Incredibly suspicious behaviour, wouldn’t you agree?

Also on Thursday, the court heard that DAC Dick had been told five times by officers that Mr de Menezes was Osman.

She said she had been told three times by a surveillance officer on the scene, codenamed Pat, and twice by her “silver” commander that the man officers had been following was Osman.

This conflicts with testimony from surveillance officer Owen earlier this week:

Details of the identification came from a surveillance co-ordinator giving evidence during the health and safety trial against the Metropolitan Police.

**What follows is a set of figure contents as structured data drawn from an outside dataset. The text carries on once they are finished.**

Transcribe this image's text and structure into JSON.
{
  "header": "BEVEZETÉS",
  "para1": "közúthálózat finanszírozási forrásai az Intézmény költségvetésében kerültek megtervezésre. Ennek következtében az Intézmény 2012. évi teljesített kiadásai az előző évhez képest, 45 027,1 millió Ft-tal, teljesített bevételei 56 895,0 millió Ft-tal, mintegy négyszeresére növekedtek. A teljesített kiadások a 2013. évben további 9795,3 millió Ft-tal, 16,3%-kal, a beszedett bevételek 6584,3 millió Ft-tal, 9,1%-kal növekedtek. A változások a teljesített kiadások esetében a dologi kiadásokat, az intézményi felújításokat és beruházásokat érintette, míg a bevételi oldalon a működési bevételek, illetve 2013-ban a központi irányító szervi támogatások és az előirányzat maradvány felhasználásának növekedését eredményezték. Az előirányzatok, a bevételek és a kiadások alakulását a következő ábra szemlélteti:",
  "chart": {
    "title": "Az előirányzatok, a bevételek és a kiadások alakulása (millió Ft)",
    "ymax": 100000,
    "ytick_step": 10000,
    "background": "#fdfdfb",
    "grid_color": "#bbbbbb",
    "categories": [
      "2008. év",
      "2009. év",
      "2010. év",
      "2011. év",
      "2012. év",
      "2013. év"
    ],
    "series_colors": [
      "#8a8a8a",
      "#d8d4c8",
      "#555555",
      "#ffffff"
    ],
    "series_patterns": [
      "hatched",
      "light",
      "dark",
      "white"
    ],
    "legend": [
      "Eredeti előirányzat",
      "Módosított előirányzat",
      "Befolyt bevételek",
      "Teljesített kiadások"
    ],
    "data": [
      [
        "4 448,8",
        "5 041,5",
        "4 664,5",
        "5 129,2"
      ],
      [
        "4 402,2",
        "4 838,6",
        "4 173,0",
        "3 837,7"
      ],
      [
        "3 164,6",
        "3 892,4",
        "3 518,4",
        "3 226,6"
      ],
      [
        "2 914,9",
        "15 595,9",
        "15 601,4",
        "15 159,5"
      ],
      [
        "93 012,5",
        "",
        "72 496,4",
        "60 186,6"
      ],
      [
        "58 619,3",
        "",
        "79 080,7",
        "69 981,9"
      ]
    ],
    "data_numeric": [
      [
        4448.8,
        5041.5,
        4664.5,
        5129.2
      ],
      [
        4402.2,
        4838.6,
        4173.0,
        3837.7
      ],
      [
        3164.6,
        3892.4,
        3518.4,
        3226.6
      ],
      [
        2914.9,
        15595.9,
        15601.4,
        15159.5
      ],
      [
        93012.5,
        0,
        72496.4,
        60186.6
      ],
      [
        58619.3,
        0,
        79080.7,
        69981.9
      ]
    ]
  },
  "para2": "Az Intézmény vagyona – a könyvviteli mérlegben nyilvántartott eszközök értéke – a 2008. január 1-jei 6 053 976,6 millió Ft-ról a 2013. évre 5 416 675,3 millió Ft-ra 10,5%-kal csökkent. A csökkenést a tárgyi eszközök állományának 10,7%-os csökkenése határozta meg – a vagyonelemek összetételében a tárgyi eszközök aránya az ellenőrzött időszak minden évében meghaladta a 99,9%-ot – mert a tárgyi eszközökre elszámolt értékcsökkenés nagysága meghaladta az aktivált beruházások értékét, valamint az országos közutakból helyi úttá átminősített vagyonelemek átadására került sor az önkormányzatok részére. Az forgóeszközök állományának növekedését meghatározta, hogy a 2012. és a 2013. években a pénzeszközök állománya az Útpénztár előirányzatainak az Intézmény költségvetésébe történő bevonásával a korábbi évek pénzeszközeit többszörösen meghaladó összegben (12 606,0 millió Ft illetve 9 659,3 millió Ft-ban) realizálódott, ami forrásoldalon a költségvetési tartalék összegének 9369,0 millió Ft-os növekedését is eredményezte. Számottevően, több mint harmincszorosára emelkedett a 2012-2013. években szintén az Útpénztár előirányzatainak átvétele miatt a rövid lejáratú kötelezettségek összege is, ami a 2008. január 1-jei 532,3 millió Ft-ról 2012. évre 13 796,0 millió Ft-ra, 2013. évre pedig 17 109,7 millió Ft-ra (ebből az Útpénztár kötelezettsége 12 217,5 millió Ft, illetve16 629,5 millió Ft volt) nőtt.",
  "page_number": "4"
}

The officer, known only as “Owen”, told the court: “There was a point when the senior management group knew that it wasn’t Nettletip (Osman’s codename). I believe that came across on the radio.

“I can’t say what the exact words were but there was a discussion about the situation on the bus and they wanted SO13 anti-terror police to stop the subject and establish intelligence about the residents and flats at Scotia Road.

“If he lived next to the subject he may have been able to tell us things of relevance. It later emerged that they (surveillance) had continued and Cressida Dick asked why the unidentified individual was still being followed if it was not Nettletip.”

Clare Montgomery, QC, prosecuting, asked: “Was he identified as positively not Nettletip?”

Owen replied: “Yes, the direction was for the surveillance teams to stop and for the anti-terror officers to gather the intelligence about the block of flats.

“After three or four minutes Cressida Dick and I were aware that the surveillance team had not pulled back and they were still following the male. Her belief was it definitely wasn’t the suspect.”

Owen said that at no time during the operation was Mr de Menezes, who came to Britain in 2002, “positively identified” as Osman. (Telegraph)

The case continues.

More at the Telegraph.


Cressida Dick said:

“We learn as the world changes and our operations develop but allowing properly trained people to balance the risks and make judgements seems to me to be absolutely fundamental.”

Absolutely right but we have to avoid putting ourselves in positions where it seems essential to kill someone who isn’t in fact a threat.

This happened with Harry Stanley, James Ashley (see the Guardian), and – I suspect – Jean Charles de Menezes.

And if you do end up killing someone, you must not mislead the public, or delay a statutory independent inquiry.

Thinking about it, I still don’t understand why they didn’t shoot Ivor, the surveillance officer with identical clothing and a rucksack.